Заговорил, и речь текла, как эта река чужая, что невдалеке несла вдаль грязь от их отмытых до лоска сапог, полмира прошедших.
– Ну перво-наперво трудиться буду. Руки по работе скучают. Страну помогу поднимать. На любых работах работать буду! Все что хочешь делать буду! Чертоломить! На стройках - мешки с цементом таскать! Мне все равно, лишь бы... отстроить... чтобы все заработало, чтобы жизнь пошла-поехала! Такое колесо нас переехало! Надо рану-то сшивать! Штопать! Вот и буду... главным хирургам помогать...
Сам от удовольствия рассмеялся.
Иван спросил тихо, на огонь глядя:
– А сам-то по профессии кто? Или - военный?
– Да нет, какой я военный. Геолог я. В Сибире у нас месторождения всякие открыл! Полезные ископаемые стране предъявил!
Смеялся от солнечных воспоминаний. Говорил сбивчиво.
– По горам лазал... Палатки раскинем! Лагерь наш. Мировые ребята. С молотками - в горы, в ущелья. На Сихотэ-Алине вольфрам нашли. Самоцветы горстями собирал, потом девчонкам дарил. Своей девчонки - нет. Жениться хочу. Ой как хочу!.. Ой, ой... Да на расхорошей такой! И чтобы детей мне всяких разных нарожала. И гуранов, и казаков, и тувинцев... так дружба же народов у нас! Интернационал!
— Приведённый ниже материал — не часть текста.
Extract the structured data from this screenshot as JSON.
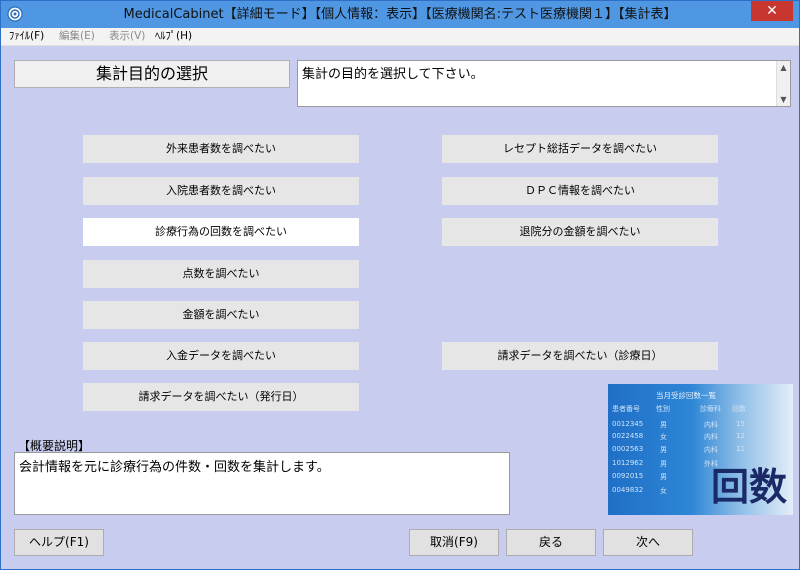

– Это что ж, от разных хахалей? Ха-а-а-а!
– Не ржи как конь! Побью!
– Пошутить нельзя!
– Да я ж тоже шучу!
– Тувинцев, - смеялся Иван, отодвигался от опасного языка огня, - тувинку, что ли, возьмешь?
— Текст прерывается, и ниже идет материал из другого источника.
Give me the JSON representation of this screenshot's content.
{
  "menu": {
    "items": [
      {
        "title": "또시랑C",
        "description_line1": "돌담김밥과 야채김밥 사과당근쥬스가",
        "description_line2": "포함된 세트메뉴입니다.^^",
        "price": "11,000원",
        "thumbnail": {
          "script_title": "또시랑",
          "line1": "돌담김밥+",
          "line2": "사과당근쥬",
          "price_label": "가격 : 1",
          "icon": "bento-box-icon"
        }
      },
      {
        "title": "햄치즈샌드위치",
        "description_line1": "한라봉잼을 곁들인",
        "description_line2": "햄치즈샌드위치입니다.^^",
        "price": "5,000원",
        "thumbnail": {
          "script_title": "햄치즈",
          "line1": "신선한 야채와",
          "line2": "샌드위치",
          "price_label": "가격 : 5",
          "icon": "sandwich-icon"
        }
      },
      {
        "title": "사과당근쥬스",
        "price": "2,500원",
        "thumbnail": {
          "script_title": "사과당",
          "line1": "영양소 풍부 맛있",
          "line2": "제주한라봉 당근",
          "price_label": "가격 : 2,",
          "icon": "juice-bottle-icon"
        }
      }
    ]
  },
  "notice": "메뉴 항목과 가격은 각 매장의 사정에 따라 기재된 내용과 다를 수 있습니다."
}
– Да мне все равно! Они знаешь как славные, тувинки!
– Чо... что?
– Чореме, брат, блюдо такое, не оторвешься...
– Может, кулеша похлебаем пойдем? Уже живот подвело!
– Да нет, ты теперь мне лучше скажи, что ты делать будешь! Ну, когда мы это все...
Сделал жест, будто гусю свернул шею.
Иван не заставил долго ждать. Сразу заговорил. Не взахлеб, как танкист, а тихо, медленно.
– Сынок у меня. Там, с Галиной. Юрка. Приду - пусть еще двух сынов мне родит. Три брата должно быть в доме, три брата. Три - счастливое число. А потом и четвертую, дочку. Только б здоровье у Гальки сохранилось. А то голодовала небось. Кусок, небось, последний Юрке отдавала. Да мамке моей. Малой да мамка чтоб сыты, а себе шиш. Я чую, я вот жив остался, до самого конца войны дошел, потому, что мамка моя за меня молилась. У нас там, в Иванькове, киот такой большой. Тридцать икон. И мамка всегда на коленях стояла и молилась. В революцию - киот в подполе прятала. Завернула в тряпки, ямку вырыла, туда уложила, ямку землей засыпала и ногами затоптала. Так сохранила. А потом война началась, Сталин церкви разрешил, все вокруг молиться стали, и мамка киот на свет вытащила. Опять в красный угол повесила. И, чую так, отмолила она меня! А Галька...
Махнул рукой, будто муху отгонял. Река чуть слышно журчала рядом. Огонь опять догорал. И солнце в небе вместе с ним догорало.
Никодим молчал, не встревал.
– Галька...
Закрыл глаза рукой.
Никодим не услышал - прочитал по губам солдата:
– Любимая...
Танкист вздохнул завистливо.
– А вот у меня любимой нет. И жены нет. Но все будет! Все у меня будет!
– Все у тебя будет. И у меня тоже. Рядом мир-то. Рядом. Вот как река эта. Лаба, Эльба. Всяк по-своему кличет.
Протянул руку к воде.
– Эльба. Ишь ты, вишь ты. Какая цаца. Фря.
– Имечко с вывертом.
– Да, фрау-мадам. Фрау Эльба.
– Вот мы тебя и потоптали, вражина ты, фрау Эльба!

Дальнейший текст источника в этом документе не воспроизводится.